# Cannot get items to show in gallery.



## ef_n_dirtysouth (Jul 29, 2011)

I have plenty of image files on my SD card. Yet none of them show up on my gallery. It is completely empty. I take new photos and they stay there for a day or so; or until I reboot my phone. Here has got to be someone on this forum that can assist.

Sent from my ADR6400L using Tapatalk


----------



## sting5566 (Jun 7, 2011)

ef_n_dirtysouth said:
 

> I have plenty of image files on my SD card. Yet none of them show up on my gallery. It is completely empty. I take new photos and they stay there for a day or so; or until I reboot my phone. Here has got to be someone on this forum that can assist.
> 
> Sent from my ADR6400L using Tapatalk


First question I have is which ROM are you runnning that you are having issues?


----------



## monky_1 (Aug 26, 2011)

Refresh your SD card. Or remount the SD card.


----------



## thisismalhotra (Sep 14, 2011)

monky_1 said:


> Refresh your SD card. Or remount the SD card.


+ 1
Unmount the sd card and remount

Sent from my ADR6400L using Tapatalk


----------



## z0mbiexx (Jun 7, 2011)

Make sure there isn't a .nomedia file in the directory with the images as well.


----------



## Jaxidian (Jun 6, 2011)

It's not a true fix, but give QuickPic a try. I NEVER use the gallery anymore - this is so much faster and it just works well.


----------



## ef_n_dirtysouth (Jul 29, 2011)

Jaxidian said:


> It's not a true fix, but give QuickPic a try. I NEVER use the gallery anymore - this is so much faster and it just works well.

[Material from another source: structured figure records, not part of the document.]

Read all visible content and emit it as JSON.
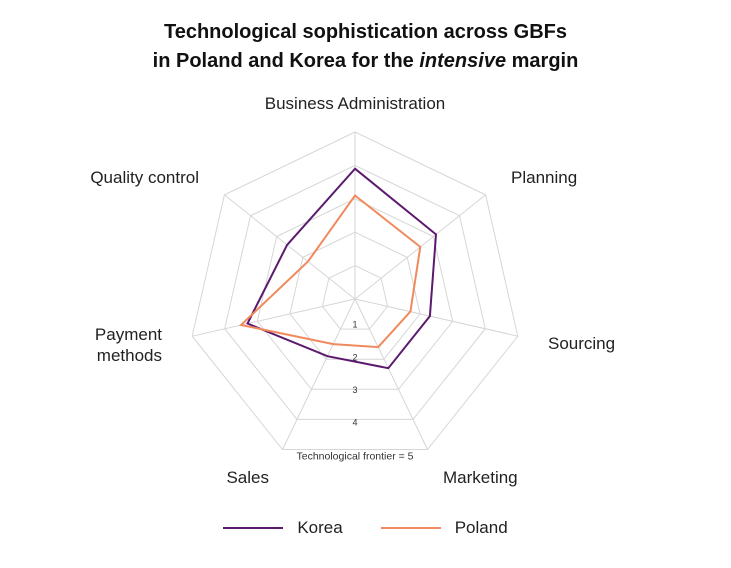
{
  "title": {
    "line1": "Technological sophistication across GBFs",
    "line2_prefix": "in Poland and Korea for the ",
    "line2_emph": "intensive",
    "line2_suffix": " margin"
  },
  "chart_data": {
    "type": "radar",
    "title": "Technological sophistication across GBFs in Poland and Korea for the intensive margin",
    "axes": [
      "Business Administration",
      "Planning",
      "Sourcing",
      "Marketing",
      "Sales",
      "Payment methods",
      "Quality control"
    ],
    "rlim": [
      0,
      5
    ],
    "tick_values": [
      1,
      2,
      3,
      4
    ],
    "tick_labels": [
      "1",
      "2",
      "3",
      "4"
    ],
    "frontier_label": "Technological frontier = 5",
    "series": [
      {
        "name": "Korea",
        "color": "#5c1a6e",
        "values": [
          3.9,
          3.1,
          2.3,
          2.3,
          1.9,
          3.3,
          2.6
        ]
      },
      {
        "name": "Poland",
        "color": "#f08a5d",
        "values": [
          3.1,
          2.5,
          1.7,
          1.6,
          1.5,
          3.5,
          1.8
        ]
      }
    ],
    "legend": [
      "Korea",
      "Poland"
    ],
    "grid": true
  }
}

Tried this has to show hidden for it to work......

Sent from my ADR6400L using Tapatalk


----------



## ef_n_dirtysouth (Jul 29, 2011)

If I format my SD card am I going to have to redo my entire phone setup?

Sent from my ADR6400L using Tapatalk


----------



## Nick.Tbolt (Aug 14, 2011)

ef_n_dirtysouth said:


> If I format my SD card am I going to have to redo my entire phone setup?
> 
> Sent from my ADR6400L using Tapatalk


Don't format just unmount then mount again

Sent from my ADR6400L using Tapatalk


----------



## ef_n_dirtysouth (Jul 29, 2011)

Nick.Tbolt said:


> Don't format just unmount then mount again
> 
> Sent from my ADR6400L using Tapatalk


did that nothing happened......... thanks though


----------



## the kid escobar (Jul 17, 2011)

If you reformat you will lose all contents in your SD card.

Sent from my ADR6400L using Tapatalk


----------



## defcon888 (Sep 28, 2011)

Download from the market (FREE), called "SDrescan". It simplies rescans/refreshes your SD card.


----------



## ef_n_dirtysouth (Jul 29, 2011)

defcon888 said:


> Download from the market (FREE), called "SDrescan". It simplies rescans/refreshes your SD card.


yeah that didnt work either


----------



## iryman (Jul 17, 2011)

Not sure why it does it either! but I put my pictures in the folder my_pix. Works just gotta transfer them every once in a while


----------



## ef_n_dirtysouth (Jul 29, 2011)

i plugged my phone into my computer and there was .nomedia file on the root of the sd card. i deleted that and now i have all of my media in my gallery i want to thank everyone for all their help it is greatly appreaciated.


----------